Auditing citation polarization during the early COVID-19 pandemic

FOS: Computer and information sciences 0301 basic medicine Physics - Physics and Society Science (General) FOS: Physical sciences Computer Science - Digital Libraries Physics and Society (physics.soc-ph) 3. Good health Q1-390 03 medical and health sciences 0302 clinical medicine Digital Libraries (cs.DL)
DOI: 10.48550/arxiv.2301.01926 Publication Date: 2024-01-01
ABSTRACT
Abstract The recent pandemic stimulated scientists to publish a significant amount of research that created a surge of citations of COVID-19-related publications in a short time, leading to an abrupt inflation of the journal impact factor (IF).

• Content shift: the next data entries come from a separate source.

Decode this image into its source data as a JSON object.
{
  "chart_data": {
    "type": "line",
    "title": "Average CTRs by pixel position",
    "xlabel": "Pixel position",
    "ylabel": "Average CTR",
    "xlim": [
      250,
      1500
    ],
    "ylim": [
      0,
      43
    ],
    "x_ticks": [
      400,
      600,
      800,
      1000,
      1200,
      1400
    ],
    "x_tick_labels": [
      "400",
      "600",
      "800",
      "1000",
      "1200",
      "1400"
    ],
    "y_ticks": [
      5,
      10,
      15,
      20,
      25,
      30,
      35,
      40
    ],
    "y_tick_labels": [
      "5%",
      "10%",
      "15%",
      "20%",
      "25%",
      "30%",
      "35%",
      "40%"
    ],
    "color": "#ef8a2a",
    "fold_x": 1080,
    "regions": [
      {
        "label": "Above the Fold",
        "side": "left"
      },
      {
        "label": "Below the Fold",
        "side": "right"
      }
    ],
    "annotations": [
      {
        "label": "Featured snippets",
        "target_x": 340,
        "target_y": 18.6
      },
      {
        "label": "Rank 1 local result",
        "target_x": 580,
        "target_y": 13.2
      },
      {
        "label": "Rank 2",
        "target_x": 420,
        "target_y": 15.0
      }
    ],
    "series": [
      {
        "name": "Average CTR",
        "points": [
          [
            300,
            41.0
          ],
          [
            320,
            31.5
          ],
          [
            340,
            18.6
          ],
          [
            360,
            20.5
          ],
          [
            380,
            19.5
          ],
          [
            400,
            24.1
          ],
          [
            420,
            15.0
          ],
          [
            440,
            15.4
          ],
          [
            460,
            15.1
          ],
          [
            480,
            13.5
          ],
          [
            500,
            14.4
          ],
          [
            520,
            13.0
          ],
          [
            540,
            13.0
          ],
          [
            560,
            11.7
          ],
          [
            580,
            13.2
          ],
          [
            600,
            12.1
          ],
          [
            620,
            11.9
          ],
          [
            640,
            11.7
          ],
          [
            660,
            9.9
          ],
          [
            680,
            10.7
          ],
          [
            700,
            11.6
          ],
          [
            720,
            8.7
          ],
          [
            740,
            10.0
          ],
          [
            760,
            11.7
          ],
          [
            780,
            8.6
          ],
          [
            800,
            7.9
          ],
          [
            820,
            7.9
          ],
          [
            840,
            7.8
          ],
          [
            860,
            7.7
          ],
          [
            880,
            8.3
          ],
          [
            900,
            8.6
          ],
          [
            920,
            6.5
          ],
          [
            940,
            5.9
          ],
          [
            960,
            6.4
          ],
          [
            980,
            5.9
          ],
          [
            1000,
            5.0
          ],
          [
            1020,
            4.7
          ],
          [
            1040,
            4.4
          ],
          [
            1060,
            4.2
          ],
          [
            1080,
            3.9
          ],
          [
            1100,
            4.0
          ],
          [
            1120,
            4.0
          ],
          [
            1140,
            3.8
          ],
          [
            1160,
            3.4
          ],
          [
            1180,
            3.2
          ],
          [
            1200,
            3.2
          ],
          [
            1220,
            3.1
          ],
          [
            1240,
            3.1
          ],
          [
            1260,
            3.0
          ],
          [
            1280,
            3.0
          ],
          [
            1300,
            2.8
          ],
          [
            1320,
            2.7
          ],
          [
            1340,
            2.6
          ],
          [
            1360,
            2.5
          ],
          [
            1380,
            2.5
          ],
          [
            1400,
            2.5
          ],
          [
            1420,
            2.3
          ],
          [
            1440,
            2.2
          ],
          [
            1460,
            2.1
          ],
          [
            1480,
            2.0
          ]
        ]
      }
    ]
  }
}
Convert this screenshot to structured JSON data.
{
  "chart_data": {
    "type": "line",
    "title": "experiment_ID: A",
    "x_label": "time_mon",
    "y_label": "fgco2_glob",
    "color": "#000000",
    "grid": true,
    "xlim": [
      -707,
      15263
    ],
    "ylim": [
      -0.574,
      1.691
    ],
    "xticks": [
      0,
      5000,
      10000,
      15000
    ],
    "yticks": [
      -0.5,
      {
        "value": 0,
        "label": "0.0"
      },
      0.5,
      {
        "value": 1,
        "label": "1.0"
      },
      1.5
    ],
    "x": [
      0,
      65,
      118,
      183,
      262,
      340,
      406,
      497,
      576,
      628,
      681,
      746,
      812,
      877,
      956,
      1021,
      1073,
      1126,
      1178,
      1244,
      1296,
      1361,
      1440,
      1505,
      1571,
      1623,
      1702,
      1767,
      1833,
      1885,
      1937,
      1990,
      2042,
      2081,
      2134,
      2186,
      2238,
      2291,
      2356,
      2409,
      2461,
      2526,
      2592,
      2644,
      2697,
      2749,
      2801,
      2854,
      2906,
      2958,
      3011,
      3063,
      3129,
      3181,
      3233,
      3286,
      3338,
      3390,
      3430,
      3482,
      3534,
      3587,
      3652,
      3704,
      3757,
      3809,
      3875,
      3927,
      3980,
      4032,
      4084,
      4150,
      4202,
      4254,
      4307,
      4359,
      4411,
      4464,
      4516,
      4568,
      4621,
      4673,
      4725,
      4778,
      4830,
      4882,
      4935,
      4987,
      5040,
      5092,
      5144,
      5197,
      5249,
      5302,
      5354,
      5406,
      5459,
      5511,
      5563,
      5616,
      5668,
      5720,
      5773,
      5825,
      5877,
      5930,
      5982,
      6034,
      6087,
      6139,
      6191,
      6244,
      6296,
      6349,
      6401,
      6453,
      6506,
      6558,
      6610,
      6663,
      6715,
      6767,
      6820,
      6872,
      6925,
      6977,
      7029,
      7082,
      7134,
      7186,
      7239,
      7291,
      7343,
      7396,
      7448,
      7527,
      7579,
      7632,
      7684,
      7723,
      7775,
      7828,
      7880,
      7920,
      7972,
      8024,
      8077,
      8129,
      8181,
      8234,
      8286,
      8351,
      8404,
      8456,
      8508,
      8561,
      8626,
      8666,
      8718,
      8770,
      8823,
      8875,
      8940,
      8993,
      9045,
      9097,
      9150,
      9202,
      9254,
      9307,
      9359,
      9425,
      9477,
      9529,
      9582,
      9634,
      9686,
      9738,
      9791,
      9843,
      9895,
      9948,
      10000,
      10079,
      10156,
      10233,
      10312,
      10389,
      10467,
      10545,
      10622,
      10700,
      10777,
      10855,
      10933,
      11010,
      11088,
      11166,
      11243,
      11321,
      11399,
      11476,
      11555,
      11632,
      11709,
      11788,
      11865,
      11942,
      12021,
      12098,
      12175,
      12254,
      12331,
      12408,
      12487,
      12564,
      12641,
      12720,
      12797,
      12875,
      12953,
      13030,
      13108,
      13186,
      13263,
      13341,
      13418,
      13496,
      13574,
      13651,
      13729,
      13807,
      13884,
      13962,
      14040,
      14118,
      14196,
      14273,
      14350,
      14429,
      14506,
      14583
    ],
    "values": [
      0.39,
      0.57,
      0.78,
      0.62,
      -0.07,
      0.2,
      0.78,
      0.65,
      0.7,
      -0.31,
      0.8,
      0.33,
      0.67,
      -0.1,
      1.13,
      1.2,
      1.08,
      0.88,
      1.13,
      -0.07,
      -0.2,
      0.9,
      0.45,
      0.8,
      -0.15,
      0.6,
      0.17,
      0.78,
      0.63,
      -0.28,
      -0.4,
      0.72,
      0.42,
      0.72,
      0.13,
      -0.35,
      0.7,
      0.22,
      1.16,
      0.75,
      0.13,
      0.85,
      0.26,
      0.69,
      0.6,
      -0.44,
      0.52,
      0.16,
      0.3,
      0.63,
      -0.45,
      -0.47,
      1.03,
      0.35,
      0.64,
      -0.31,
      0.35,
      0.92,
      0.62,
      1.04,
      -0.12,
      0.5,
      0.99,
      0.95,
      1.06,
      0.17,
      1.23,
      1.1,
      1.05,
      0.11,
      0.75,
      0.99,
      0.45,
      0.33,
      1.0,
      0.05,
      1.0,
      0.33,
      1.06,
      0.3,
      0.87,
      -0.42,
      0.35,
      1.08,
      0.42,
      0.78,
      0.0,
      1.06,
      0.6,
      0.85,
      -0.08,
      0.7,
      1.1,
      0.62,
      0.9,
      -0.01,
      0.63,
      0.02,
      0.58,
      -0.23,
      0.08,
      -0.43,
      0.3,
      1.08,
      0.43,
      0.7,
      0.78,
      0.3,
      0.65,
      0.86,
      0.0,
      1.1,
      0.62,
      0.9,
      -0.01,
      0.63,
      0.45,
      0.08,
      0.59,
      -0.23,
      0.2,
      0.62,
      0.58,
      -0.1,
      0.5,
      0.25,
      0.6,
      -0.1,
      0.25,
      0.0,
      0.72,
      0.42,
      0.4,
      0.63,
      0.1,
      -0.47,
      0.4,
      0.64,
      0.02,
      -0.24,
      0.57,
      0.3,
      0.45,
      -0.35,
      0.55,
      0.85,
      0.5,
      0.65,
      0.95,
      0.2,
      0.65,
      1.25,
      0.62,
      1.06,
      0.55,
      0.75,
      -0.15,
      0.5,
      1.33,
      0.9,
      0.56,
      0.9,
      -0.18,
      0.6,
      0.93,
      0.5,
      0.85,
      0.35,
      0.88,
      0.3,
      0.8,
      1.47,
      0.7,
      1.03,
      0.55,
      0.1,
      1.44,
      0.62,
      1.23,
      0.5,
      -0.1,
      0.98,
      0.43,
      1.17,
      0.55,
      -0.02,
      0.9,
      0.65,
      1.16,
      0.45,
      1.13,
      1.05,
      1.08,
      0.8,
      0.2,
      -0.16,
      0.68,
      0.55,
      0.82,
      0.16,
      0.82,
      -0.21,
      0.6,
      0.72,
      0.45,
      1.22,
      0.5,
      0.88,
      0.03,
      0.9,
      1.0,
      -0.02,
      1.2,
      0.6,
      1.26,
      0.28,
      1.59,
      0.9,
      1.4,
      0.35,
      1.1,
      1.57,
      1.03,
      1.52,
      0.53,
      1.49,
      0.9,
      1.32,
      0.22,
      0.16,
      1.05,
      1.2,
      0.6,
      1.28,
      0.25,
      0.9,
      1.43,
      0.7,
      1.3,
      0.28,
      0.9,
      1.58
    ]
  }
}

By auditing the complete set of COVID-19-related publications in the Web of Science, we reveal here that COVID-19-related research worsened the polarization of academic journals: The IF before the pandemic was proportional to the increment of IF, which had the effect of increasing inequality while retaining the journal rankings. We also found that the most highly cited studies related to COVID-19 were published in prestigious journals at the onset of the epidemic. Through the present quantitative investigation, our findings caution against the belief that quantitative metrics, particularly IF, can indicate the significance of individual papers. Rather, such metrics reflect the social attention given to a particular study.